Tag Archives: IT

Reflections on Castells and Kellner

Both these paper are dated – Castells  from 1999, Kellner from 2002.  They both take a broad philosophical sweep over the changing world as a result of IT and network technologies.

Castells focuses on networks – power being in the network, isolation if out of the network.  He identifies the opportunity for slower adopters to leapfrog the early stages and go straight to fully networked access. He identifies the transformation of relationship between capital and labour when labour is remote and invisible in an information society.  He identifies cost lowering as the thin end of the wedge for poorer countries in a globalised world.    However, he lapses into idealism “The  disassociation between economic growth  and social development in the  information age is not only morally wrong, but also impossible to sustain.”  “It will take a dramatic investment in overhauling  the  educational system everywhere, through co-operation between national and local  governments, international institutions and lending agencies, international and  local business, and families.”  I wonder if he really expected that to happen?

Kellner is even more idealistic.  He focuses on the need to gain new literacies rather than on the acquisition of IT and networks.  However his conclusions are simplstic and impractical.  ” The disconnect and divides can be overcome, however, by more actively and collaboratively bringing students into interactive classrooms or learning situations in which they are able to transmit their skills and knowledges to fellow students and teachers alike.”  ” In much of the world, the struggle for daily existence is paramount and meeting unmet human and social needs is a high priority. Yet everywhere education can provide the competencies and skills to improve one’s life, to create a better society, and a more civilized and developed world.”  “The time is ripe to take up the challenge and to move to reconstruct education and society so that groups and individuals excluded from the benefits of the economy, culture, and society  may  more  fully  participate  and  receive  opportunities  not  possible  in  earlier  social constellations “.  Again one wonder if he is really serious regarding this as a possibility>

Both papers are comprehensive and analytically sound.  However their conclusions either reflect the misplaced optimism of the dawn of networked society or are just academically tidy ways to end their papers!

Reflection on Leach

I enjoyed Leach and found the evidence of value-added from ICT in rural education convincing in subjective terms.  However, the paper raises many issues and resolves few.

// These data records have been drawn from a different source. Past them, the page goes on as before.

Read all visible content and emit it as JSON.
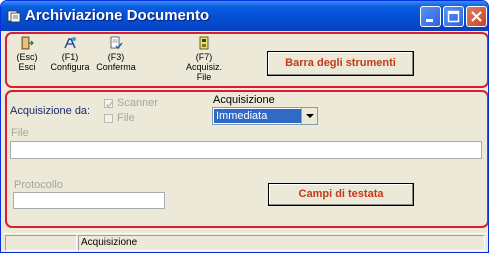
{
  "window": {
    "title": "Archiviazione Documento"
  },
  "toolbar": {
    "tools": [
      {
        "key": "(Esc)",
        "label": "Esci",
        "icon": "exit-door-icon"
      },
      {
        "key": "(F1)",
        "label": "Configura",
        "icon": "configure-icon"
      },
      {
        "key": "(F3)",
        "label": "Conferma",
        "icon": "confirm-icon"
      },
      {
        "key": "(F7)",
        "label": "Acquisiz.",
        "label2": "File",
        "icon": "acquire-file-icon"
      }
    ],
    "group_label": "Barra degli strumenti"
  },
  "acquisition": {
    "from_label": "Acquisizione da:",
    "scanner_label": "Scanner",
    "file_label": "File",
    "combo_caption": "Acquisizione",
    "combo_value": "Immediata"
  },
  "file_field": {
    "label": "File",
    "value": ""
  },
  "protocol_field": {
    "label": "Protocollo",
    "value": ""
  },
  "header_fields_label": "Campi di testata",
  "status": {
    "pane1": "",
    "pane2": "Acquisizione"
  },
  "colors": {
    "titlebar": "#0550d8",
    "group_border": "#d91f2f",
    "label_text": "#c23a1a",
    "selection": "#316ac5"
  }
}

  • The primary problem is the eternal question ‘what is education’.  Leach’s research is mainly qualitative and while value is described in subjective terms, there is little objective evidence (except anecdotal reports of better exam marks).  The evidence seems to reinforce other studies which show that online learning provides more engagement and deeper understanding but little better performance in summative assessment (particularly of the ‘fill in the answer’ type typical in Africa).  Many would argue that this deeper understanding reflects improved pedagogy but it doesn’t pay the bills or convince politicians the way exam results do.
  • Some of the answers seem oblique to the challenge.  The challenge that food and penicillin were more important than ICT was answered by evidence that reading and writing were improved.  Well not for the kids who had starved to death or died of infection first!
  • The cost benefit challenge is similarly answered illogically.  Value was described as the production of posters and notices which could just as easily have been written by hand.  The use of the printer as a photocopier does not provide much evidence of the power of ICT in education!

There was however, a lot of good information.  Certainly the evidence that people, however unsophisticated, could use and get value from technology was useful to rout the Luddite arguments.  The evidence that goods would be protected from theft and damage if they were sufficiently valued was also interesting.

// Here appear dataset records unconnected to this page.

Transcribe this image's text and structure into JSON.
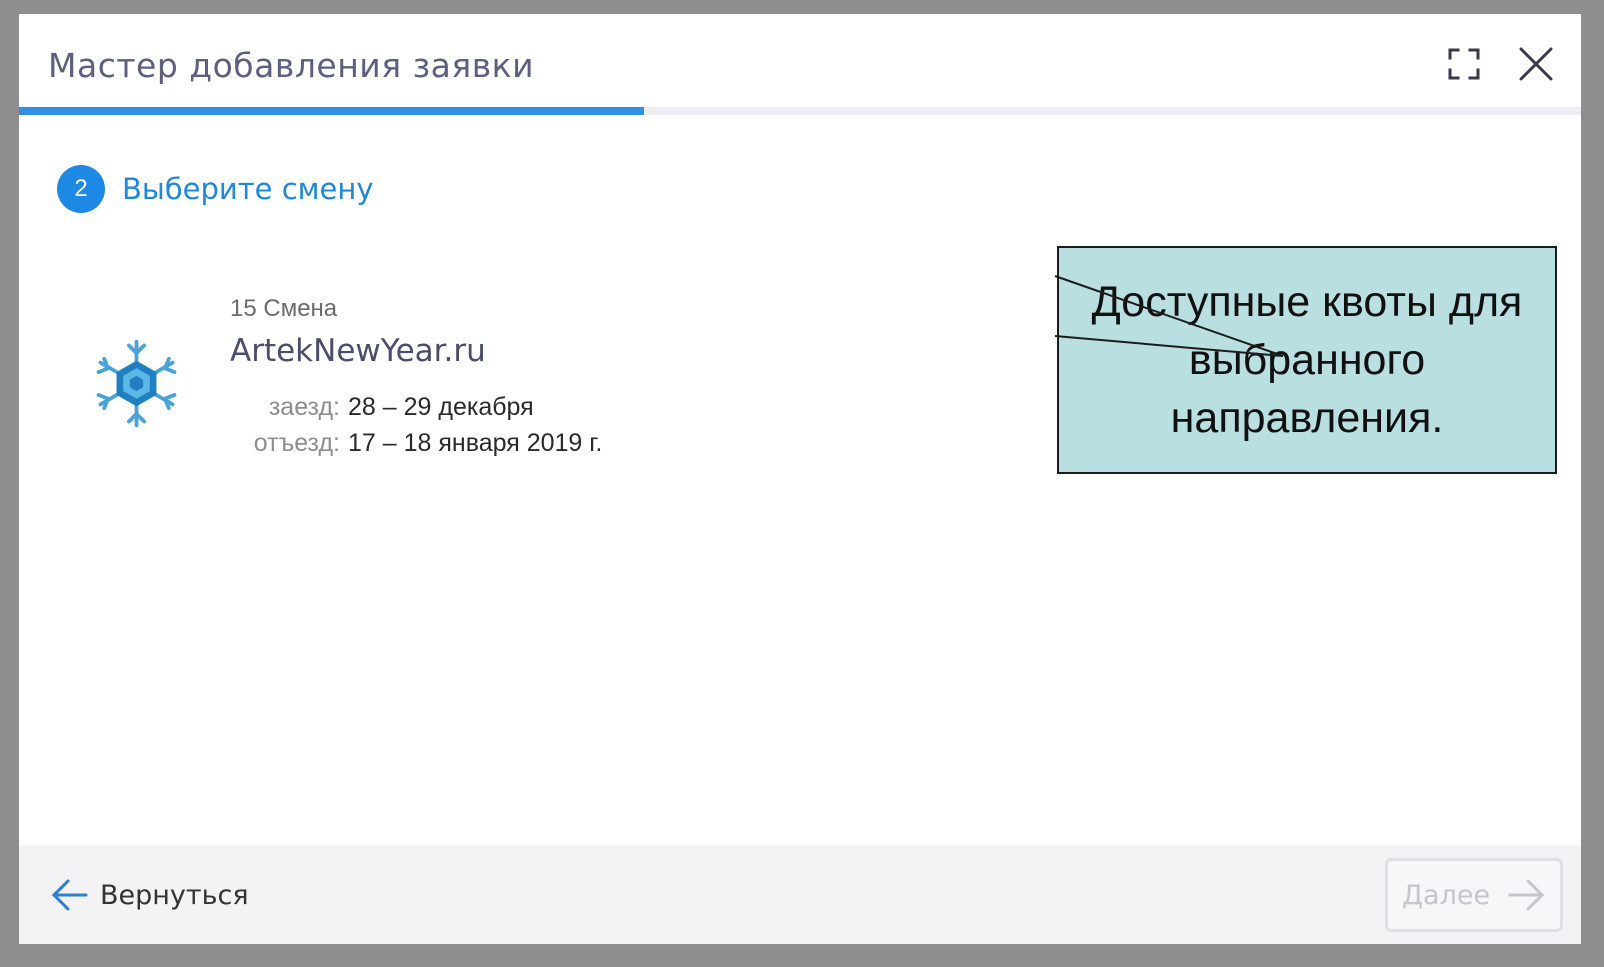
{
  "modal": {
    "title": "Мастер добавления заявки",
    "progress_fraction": 0.4,
    "accent_color": "#2e8fe3"
  },
  "step": {
    "number": "2",
    "label": "Выберите смену"
  },
  "shift": {
    "number_label": "15 Смена",
    "name": "ArtekNewYear.ru",
    "arrival_key": "заезд:",
    "arrival_value": "28 – 29 декабря",
    "departure_key": "отъезд:",
    "departure_value": "17 – 18 января 2019 г.",
    "icon": "snowflake-icon"
  },
  "callout": {
    "text": "Доступные квоты для выбранного направления."
  },
  "footer": {
    "back_label": "Вернуться",
    "next_label": "Далее"
  }
}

The most convincing argument seemed to be the last – that technology was shrinking the world, so making these remote people less remote and enabling them to access education otherwise unavailable to them.

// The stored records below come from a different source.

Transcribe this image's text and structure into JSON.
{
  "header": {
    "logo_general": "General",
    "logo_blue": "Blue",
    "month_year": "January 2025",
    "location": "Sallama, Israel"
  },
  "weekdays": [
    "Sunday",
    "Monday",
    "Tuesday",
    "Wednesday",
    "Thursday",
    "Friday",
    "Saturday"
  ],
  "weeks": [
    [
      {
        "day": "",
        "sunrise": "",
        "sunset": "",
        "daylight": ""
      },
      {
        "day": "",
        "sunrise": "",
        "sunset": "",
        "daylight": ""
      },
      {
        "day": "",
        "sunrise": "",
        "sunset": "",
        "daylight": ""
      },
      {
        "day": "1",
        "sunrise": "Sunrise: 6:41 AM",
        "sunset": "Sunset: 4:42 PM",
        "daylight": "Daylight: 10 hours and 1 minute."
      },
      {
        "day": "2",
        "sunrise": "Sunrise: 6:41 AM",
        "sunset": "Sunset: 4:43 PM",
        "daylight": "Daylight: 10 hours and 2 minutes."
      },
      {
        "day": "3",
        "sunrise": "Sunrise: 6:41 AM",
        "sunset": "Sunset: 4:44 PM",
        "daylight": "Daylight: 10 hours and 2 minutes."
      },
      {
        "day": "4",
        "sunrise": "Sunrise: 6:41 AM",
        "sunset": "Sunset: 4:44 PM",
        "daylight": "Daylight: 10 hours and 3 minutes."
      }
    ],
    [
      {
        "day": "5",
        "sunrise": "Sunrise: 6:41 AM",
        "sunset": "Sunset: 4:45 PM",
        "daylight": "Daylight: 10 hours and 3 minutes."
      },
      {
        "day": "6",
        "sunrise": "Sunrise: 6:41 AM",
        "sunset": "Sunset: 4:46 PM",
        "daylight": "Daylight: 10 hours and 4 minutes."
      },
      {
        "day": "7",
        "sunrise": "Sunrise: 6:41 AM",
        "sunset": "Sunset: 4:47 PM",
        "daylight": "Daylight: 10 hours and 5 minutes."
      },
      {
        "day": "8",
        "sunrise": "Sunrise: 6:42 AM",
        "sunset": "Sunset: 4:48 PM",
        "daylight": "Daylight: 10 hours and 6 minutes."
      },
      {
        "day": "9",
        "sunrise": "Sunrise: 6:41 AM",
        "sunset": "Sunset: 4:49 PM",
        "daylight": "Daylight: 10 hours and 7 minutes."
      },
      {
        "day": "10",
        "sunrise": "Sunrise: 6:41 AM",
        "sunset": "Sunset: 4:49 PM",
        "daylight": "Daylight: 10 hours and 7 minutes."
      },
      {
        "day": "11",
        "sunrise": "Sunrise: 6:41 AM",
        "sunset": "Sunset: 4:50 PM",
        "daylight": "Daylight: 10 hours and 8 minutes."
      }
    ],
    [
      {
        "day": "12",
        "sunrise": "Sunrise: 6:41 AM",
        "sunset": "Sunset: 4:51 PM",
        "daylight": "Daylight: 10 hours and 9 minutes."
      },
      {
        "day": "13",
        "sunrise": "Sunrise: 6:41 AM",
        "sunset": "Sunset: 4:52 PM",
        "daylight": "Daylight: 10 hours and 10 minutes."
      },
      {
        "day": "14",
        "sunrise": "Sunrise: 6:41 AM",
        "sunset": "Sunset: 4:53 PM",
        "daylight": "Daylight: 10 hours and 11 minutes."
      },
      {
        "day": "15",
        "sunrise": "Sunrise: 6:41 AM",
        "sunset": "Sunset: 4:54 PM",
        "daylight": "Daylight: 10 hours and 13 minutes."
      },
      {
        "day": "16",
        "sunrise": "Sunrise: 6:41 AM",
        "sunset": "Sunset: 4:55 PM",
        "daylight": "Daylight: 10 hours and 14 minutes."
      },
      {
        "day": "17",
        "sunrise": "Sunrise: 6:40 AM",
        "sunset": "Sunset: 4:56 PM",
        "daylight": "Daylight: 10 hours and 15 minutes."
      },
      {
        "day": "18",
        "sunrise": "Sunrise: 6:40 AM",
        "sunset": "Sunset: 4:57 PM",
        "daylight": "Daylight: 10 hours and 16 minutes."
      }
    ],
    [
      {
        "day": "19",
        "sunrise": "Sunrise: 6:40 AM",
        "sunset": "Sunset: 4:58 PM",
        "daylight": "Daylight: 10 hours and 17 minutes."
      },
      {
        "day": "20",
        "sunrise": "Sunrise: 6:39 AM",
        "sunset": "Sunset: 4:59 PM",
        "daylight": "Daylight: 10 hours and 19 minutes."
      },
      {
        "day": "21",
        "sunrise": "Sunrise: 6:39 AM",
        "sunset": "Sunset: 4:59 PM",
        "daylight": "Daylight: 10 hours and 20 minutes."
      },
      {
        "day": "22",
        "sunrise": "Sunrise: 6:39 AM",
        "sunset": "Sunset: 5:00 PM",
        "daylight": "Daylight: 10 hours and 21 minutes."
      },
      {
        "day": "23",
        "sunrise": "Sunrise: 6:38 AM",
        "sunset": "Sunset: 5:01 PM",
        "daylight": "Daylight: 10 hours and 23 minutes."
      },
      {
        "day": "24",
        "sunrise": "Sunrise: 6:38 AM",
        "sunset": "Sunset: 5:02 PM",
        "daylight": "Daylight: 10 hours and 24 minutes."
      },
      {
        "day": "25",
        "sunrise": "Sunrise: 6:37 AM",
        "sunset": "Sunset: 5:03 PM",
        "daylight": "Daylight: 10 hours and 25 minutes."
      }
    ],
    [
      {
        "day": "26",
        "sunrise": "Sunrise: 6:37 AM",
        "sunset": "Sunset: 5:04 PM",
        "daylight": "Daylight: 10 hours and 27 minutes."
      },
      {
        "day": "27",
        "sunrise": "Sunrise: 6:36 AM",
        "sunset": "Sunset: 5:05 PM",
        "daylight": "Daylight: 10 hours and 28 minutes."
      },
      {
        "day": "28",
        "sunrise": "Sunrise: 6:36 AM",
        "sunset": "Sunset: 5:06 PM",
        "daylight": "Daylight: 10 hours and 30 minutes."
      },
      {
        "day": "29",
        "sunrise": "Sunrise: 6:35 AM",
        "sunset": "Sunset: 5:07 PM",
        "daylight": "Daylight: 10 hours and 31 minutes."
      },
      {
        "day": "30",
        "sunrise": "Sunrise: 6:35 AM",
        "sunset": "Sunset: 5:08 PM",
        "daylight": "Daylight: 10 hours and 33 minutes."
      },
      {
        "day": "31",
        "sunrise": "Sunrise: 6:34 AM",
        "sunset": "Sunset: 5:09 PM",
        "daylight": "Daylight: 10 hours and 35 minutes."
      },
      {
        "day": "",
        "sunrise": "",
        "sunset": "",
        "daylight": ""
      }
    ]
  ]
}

Overall, the paper is convincing that ICT in education, if done well – with the right equipment, the right content, the right pedagogy and some access to support – can produce improved educational results.  However, with all those qualifications I am not sure the arguments would convince the doubters.  There is so much alternative evidence of technology-led initiatives which have failed to have much impact that these beacons of isolated good practice may be seen as only that, not evidence of general opportunity.